# Webdav Quota



## Germanius (23. Feb. 2011)

Unterliegt der Webdavordner des jeweiligen Clients auch dem Web Quota, welches man beim Erstellen des Clients angibt?
Ich hatte mal ca. 70 MB per Webdav hochgeladen, konnte aber keine Veränderung des belegten Speichers feststellen, wobei ich mir da auch nicht so sicher bin


----------



## Till (23. Feb. 2011)

> Unterliegt der Webdavordner des jeweiligen Clients auch dem Web Quota, welches man beim Erstellen des Clients angibt?

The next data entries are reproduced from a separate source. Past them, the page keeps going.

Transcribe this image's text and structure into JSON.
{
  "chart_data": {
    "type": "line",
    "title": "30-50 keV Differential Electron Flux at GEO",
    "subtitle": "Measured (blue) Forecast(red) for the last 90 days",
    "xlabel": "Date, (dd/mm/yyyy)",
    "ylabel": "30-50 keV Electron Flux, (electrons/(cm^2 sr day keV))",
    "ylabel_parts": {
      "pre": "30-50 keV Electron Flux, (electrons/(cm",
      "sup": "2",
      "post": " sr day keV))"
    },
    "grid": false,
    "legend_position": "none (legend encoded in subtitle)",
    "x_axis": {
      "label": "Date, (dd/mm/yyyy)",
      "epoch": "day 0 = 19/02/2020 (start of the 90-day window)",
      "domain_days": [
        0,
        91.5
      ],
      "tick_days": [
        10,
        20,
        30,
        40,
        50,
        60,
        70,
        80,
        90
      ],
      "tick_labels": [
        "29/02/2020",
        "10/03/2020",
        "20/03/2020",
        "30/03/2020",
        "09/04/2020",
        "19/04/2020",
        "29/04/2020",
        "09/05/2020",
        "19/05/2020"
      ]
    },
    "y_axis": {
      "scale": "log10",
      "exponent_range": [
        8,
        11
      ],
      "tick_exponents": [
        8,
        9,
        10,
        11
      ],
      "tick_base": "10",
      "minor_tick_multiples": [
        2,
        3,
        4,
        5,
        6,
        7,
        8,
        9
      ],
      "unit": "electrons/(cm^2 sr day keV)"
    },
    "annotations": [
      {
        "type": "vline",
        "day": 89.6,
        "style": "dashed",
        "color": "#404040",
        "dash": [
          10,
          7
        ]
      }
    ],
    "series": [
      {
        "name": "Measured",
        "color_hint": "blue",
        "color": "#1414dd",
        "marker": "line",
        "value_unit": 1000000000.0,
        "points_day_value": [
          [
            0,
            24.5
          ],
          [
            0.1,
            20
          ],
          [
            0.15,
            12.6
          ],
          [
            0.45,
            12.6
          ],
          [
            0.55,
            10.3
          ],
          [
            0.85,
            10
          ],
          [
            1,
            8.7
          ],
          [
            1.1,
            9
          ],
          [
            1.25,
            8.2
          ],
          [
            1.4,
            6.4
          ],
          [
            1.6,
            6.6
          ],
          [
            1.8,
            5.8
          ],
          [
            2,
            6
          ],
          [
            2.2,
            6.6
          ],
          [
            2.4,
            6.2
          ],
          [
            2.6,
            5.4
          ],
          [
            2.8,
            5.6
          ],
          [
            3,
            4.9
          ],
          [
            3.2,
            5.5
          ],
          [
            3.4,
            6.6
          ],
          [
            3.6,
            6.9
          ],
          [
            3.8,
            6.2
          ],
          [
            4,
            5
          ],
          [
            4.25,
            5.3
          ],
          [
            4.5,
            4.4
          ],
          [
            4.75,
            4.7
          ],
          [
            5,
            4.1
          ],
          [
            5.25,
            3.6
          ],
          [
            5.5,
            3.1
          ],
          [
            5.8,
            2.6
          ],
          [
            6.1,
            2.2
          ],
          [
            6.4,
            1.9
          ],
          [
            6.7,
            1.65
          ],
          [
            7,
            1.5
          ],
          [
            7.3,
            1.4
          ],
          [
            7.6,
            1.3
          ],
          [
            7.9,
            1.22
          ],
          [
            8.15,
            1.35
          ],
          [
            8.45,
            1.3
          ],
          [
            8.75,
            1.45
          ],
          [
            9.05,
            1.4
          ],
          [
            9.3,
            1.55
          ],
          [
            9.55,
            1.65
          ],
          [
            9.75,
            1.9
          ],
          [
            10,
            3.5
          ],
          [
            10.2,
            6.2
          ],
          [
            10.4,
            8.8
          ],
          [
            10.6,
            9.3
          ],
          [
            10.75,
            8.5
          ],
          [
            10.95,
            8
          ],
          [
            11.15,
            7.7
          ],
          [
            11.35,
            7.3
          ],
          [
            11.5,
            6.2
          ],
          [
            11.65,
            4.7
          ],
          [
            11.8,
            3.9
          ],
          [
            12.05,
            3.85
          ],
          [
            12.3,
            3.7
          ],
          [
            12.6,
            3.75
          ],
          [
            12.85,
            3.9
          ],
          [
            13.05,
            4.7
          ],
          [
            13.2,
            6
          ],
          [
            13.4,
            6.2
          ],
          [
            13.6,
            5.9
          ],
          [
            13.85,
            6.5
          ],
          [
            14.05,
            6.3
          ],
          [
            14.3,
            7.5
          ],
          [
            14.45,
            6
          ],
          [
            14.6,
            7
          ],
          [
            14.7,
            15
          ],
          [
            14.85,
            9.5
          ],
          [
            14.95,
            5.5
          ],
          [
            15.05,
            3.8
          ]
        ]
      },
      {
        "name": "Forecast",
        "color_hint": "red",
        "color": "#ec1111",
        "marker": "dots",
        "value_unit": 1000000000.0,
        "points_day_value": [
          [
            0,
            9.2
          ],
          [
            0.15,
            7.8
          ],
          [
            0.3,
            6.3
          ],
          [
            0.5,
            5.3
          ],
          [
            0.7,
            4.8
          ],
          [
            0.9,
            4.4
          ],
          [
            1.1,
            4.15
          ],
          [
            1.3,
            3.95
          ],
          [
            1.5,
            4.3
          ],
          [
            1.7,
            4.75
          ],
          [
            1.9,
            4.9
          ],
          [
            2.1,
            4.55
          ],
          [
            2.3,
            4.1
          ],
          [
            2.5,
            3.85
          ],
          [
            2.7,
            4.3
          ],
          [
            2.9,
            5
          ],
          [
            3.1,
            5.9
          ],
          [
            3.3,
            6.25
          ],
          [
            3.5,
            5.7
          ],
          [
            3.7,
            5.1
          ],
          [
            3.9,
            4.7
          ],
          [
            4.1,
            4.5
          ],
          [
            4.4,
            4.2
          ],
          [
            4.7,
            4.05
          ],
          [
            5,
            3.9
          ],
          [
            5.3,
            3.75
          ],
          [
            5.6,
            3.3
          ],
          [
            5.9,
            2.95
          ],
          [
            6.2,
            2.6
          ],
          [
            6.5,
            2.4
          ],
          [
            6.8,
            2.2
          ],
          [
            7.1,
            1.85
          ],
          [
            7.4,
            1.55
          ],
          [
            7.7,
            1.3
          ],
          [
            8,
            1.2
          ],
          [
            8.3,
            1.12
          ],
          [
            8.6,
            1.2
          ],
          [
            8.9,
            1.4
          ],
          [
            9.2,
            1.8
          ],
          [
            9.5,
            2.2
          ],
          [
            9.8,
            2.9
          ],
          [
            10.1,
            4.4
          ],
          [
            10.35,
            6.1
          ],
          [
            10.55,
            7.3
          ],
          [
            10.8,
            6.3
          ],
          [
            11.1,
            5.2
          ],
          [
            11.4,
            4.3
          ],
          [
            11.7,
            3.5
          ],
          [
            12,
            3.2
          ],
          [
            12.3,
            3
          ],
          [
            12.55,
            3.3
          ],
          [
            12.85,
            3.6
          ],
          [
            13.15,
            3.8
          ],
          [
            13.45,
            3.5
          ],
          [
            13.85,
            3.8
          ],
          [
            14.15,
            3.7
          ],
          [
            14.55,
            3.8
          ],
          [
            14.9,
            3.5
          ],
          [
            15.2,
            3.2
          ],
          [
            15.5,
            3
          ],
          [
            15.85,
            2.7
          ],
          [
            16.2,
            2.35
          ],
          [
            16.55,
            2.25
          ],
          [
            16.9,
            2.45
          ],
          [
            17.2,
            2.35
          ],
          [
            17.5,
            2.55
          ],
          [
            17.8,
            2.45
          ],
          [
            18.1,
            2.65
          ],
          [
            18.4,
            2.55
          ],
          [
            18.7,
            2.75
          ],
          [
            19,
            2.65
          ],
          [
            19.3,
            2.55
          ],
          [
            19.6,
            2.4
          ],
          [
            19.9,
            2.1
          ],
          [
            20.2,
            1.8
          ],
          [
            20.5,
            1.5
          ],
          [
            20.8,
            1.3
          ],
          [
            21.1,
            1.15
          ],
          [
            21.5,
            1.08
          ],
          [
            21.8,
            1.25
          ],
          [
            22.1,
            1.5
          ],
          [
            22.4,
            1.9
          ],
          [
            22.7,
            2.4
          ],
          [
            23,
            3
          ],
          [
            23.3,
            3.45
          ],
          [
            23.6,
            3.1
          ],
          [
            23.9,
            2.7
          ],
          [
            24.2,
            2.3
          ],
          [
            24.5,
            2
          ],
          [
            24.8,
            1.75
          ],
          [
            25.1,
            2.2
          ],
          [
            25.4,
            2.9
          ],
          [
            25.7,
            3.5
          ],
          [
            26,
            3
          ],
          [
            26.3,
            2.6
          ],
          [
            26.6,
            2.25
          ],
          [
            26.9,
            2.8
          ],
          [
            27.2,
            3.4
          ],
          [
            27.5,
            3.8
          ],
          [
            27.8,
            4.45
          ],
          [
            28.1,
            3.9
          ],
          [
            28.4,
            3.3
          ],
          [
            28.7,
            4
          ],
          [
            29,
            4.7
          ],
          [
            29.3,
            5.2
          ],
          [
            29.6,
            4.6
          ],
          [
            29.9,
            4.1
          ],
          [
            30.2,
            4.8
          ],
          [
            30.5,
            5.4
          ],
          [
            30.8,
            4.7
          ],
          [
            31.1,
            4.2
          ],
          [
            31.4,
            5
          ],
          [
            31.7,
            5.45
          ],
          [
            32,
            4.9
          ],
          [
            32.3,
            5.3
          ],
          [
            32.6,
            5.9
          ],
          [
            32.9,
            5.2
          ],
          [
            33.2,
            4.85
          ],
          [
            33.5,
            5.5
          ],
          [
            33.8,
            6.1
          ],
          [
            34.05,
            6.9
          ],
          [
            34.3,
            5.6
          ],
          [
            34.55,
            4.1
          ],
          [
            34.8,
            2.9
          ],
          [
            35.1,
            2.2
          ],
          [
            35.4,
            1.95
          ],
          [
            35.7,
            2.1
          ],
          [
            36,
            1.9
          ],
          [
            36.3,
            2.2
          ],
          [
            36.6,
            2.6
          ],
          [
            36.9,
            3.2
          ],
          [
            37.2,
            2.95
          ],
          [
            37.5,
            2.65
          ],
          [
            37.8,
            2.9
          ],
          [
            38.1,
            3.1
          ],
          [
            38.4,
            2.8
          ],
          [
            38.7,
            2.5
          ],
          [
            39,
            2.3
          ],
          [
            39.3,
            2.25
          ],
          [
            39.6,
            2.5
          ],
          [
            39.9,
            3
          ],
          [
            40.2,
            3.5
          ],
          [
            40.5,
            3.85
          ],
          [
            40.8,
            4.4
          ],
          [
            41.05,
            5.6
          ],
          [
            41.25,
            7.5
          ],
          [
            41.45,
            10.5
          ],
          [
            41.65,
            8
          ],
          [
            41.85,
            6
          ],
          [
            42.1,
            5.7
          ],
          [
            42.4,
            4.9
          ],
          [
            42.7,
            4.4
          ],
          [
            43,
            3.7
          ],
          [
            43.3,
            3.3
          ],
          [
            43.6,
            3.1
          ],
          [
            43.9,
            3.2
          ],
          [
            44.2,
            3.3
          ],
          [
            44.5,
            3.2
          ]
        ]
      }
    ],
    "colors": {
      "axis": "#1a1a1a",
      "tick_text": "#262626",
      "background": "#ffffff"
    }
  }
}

Nein, da Webdav unter dem apache User läuft, unterstützt es kein per web oder Client Quota.


----------



## Germanius (23. Feb. 2011)

Gibts da irgendeine Möglichkeit das trotzdem mit einzubeziehen? Auf Kundenservern kann man das ja dann so eigentlich nicht anbieten, weil dann jeder die Festplatte vollmachen könnte.


----------



## Till (24. Feb. 2011)

Mir ist keine Möglichkeit bekannt, da webdav wie gesagt unter dem apache user läuft uns aomit keine quotas getrennt nach webs unterstützt.


----------



## Germanius (24. Feb. 2011)

http://www.needful.de/docs/projekte/webdav-quota/

Wenn man dem Client über ISPC global für Webdav z.B. 500MB zuweist und der Client wird bei der Erstellung des Webdavusers angewiesen eine max. Größe einzugeben, die kleiner ist als 500MB, dann müsste das doch mit obigem gehen oder?


----------



## Till (24. Feb. 2011)

Diese Funktion ist aber in keinem der apache und Webdav Pakete der Linux Distributionen enthalten. Deshalb bietet ispconfig sie auch nicht an. Du kannst natürlich apache und Webdav entsprechend manuall kompilieren wie dort beschrieben und dann einen patch für ispconfig entwickeln.


----------